Padre João Medeiros Filho
Atualmente no Brasil, o brado de Dom Paulo Evaristo, Cardeal Arns – “Brasil, tortura e censura, nunca mais” – agoniza. Deseja-se repetir a tristeza do passado? Despreza-se o ensinamento bíblico: “O que detestas que te façam, não o faças a ninguém” (Tb 4, 15). É deplorável ver as vítimas de ontem, convertidas nos algozes de hoje. A censura é guardiã de privilégios, exceções e interesses. Impor a mordaça à mídia “et alii” será a solução para os graves problemas brasileiros? Sob o manto da proteção à verdade, impõem-se normas, cujo objetivo sub-reptício consiste em intimidar e calar quem ousa divulgar opiniões e medidas contra abusos e iniquidades. “O que é a verdade?”, perguntou Pilatos a Cristo (Jo 18, 38). Com a regulação busca-se proteger a inocência de vulneráveis ou a fraqueza ético-moral de dirigentes? Quando faltam firmeza de argumentação e poder de convencimento, lança-se mão do autoritarismo e da força. Dignitários lutam por uma nova imunidade: a isenção de críticas (inexistente na Carta Magna). Rechaçam juízos de valor sobre suas palavras e ações. Uns são sorrateiros; outros advogam freneticamente a censura, a partir de seus parâmetros. “Quantum mutatus ab illo” (como as coisas mudaram), dizia Virgílio na Eneida, hoje um desconhecido, pois não se estuda mais o belo idioma do Lácio.
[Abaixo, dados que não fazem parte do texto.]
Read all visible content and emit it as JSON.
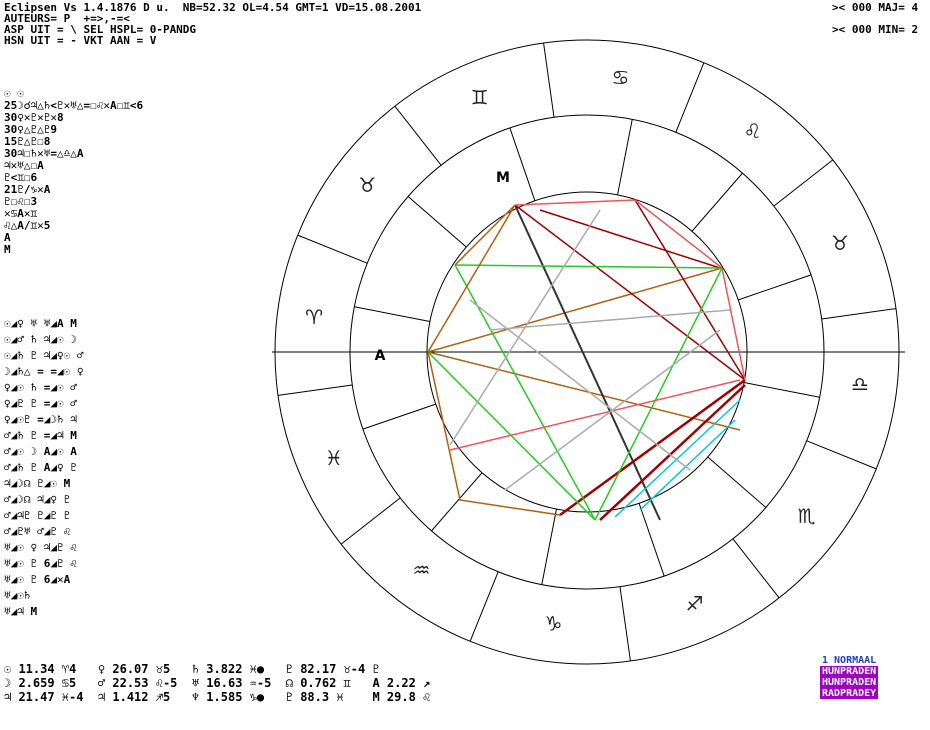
{
  "header": {
    "line1": "Eclipsen Vs 1.4.1876 D u.  NB=52.32 OL=4.54 GMT=1 VD=15.08.2001",
    "line2": "AUTEURS= P  +=>,-=<",
    "line3": "ASP UIT = \\ SEL HSPL= 0-PANDG",
    "line4": "HSN UIT = - VKT AAN = V",
    "right1": ">< 000 MAJ= 4",
    "right2": ">< 000 MIN= 2"
  },
  "aspect_rows": [
    "☉ ☉",
    "25☽☌♃△♄<♇✕♅△=☐♌✕A☐♊<6",
    "30♀✕♇✕♇✕8",
    "30♀△♇△♇9",
    "15♇△♇☐8",
    "30♃☐♄✕♅=△♎△A",
    "♃✕♅△☐A",
    "♇<♊☐6",
    "21♇/♑✕A",
    "♇☐♌☐3",
    "✕♋A✕♊",
    "♌△A/♊✕5",
    "A",
    "M"
  ],
  "planet_rows": [
    "☉◢♀ ♅ ♅◢A M",
    "☉◢♂ ♄ ♃◢☉ ☽",
    "☉◢♄ ♇ ♃◢♀☉ ♂",
    "☽◢♄△ = =◢☉ ♀",
    "♀◢☉ ♄ =◢☉ ♂",
    "♀◢♇ ♇ =◢☉ ♂",
    "♀◢☉♇ =◢☽♄ ♃",
    "♂◢♄ ♇ =◢♃ M",
    "♂◢☉ ☽ A◢☉ A",
    "♂◢♄ ♇ A◢♀ ♇",
    "♃◢☽☊ ♇◢☉ M",
    "♂◢☽☊ ♃◢♀ ♇",
    "♂◢♃♇ ♇◢♇ ♇",
    "♂◢♇♅ ♂◢♇ ♌",
    "♅◢☉ ♀ ♃◢♇ ♌",
    "♅◢☉ ♇ 6◢♇ ♌",
    "♅◢☉ ♇ 6◢✕A",
    "♅◢☉♄",
    "♅◢♃ M"
  ],
  "cusps": [
    "A",
    "M"
  ],
  "bottom_rows": [
    "☉ 11.34 ♈4   ♀ 26.07 ♉5   ♄ 3.822 ♓●   ♇ 82.17 ♉-4 ♇",
    "☽ 2.659 ♋5   ♂ 22.53 ♌-5  ♅ 16.63 ♒-5  ☊ 0.762 ♊   A 2.22 ↗",
    "♃ 21.47 ♓-4  ♃ 1.412 ♐5   ♆ 1.585 ♑●   ♇ 88.3 ♓    M 29.8 ♌"
  ],
  "menu": [
    "1 NORMAAL",
    "HUNPRADEN",
    "HUNPRADEN",
    "RADPRADEY"
  ],
  "zodiac": [
    "♉",
    "♌",
    "♋",
    "♊",
    "♉",
    "♈",
    "♓",
    "♒",
    "♑",
    "♐",
    "♏",
    "♎"
  ]
}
Há operadores da política e da justiça que falam em democracia e estado democrático de direito. Referem-se a tais valores, não como pensa a maioria, e sim um grupo. As ideologias (de ambas as vertentes) se encontram, não nas ideias, mas no “modus operandi” coercitivo e intimidatório. Falas fora de contexto e narrativas construídas têm revoltado, dividido e causado ingente mal-estar social. Uns lutam, a todo custo, para ver rapidamente o enterro daquilo que pode mostrar o lixo da “res publica”. O intento de conter a mídia e atemorizá-la caminha nessa direção. Tenta-se inibir qualquer ação contra os que manipulam de forma antiética a gestão e a política nacional. Há a desculpa de proteger a verdadeira informação, como se os cidadãos do Bem fossem incapazes de discernir ou perceber as iniquidades. Camufla-se o plano de defender somente os próprios interesses, não os da sociedade. Assim, grassam a corrupção e a impunidade no país. “Transbordam de ambição seus corações. Zombam, falam com malícia. E com arrogância ameaçam. Assim são os maus…, que com escárnio só fazem aumentar o seu poder” (Sl 73/72, 7-8;11), desabafa o salmista.
Regular a imprensa e as redes sociais é álibi para outros projetos e intenções abscônditas. Inegavelmente, nas plataformas veiculam-se difamações, calúnias, ódio, preconceitos, intolerância etc… Entretanto, já existem diplomas legais para coibir tais vilezas. É mais fácil proibir que educar. Ensinam-se lições sobre o uso dos meios de comunicação nas escolas? Isso é também dever e missão das famílias, do Estado e das igrejas. Acaso, propostas de regulação, como eufemismo de censura, não ferem direitos basilares, previstos na Constituição vigente? Pensa-se na criação de órgãos censores (quem os qualificou como detentores de toda a verdade?) para salvaguardar a “soi-disant” honra de alguns, que se julgam pública e socialmente inatacáveis ou infalíveis. Quem estará apto a determinar o justo limite das coisas, o Estado e seus organismos ou os próprios interessados (cidadãos)? Parece haver o propósito de colocar as redes e os indivíduos sob o jugo estatal, caminho trilhado por países ditatoriais e autoritários. O que diria o jurista Sobral Pinto, defensor de tantas vítimas das sanhas repressivas de outrora?
No Brasil da atualidade, a mídia e as redes sociais podem tornar-se instrumento para ajudar a conter a cultura da corrupção e da impunidade. É abominável que, com a desculpa e o pretexto de punir os “cibercrimes”, a mídia seja ameaçada, ao se insurgir contra as regalias de ímprobos e inescrupulosos. Cabe contestar os abusos nas plataformas. Mas, isso deve acontecer com respeito aos direitos fundamentais, sobretudo à verdadeira liberdade de expressão (e não ao seu simulacro), previstos na Carta Magna de 1988. Verifica-se não a tentativa de combater as supostas transgressões, mas a sede de um artifício “legal” para afastar o que incomoda os iníquos e corruptos. “Até quando, ó Deus, os ímpios triunfarão e haverão de proferir palavras de afronta?” (Sl 94/93, 3-4).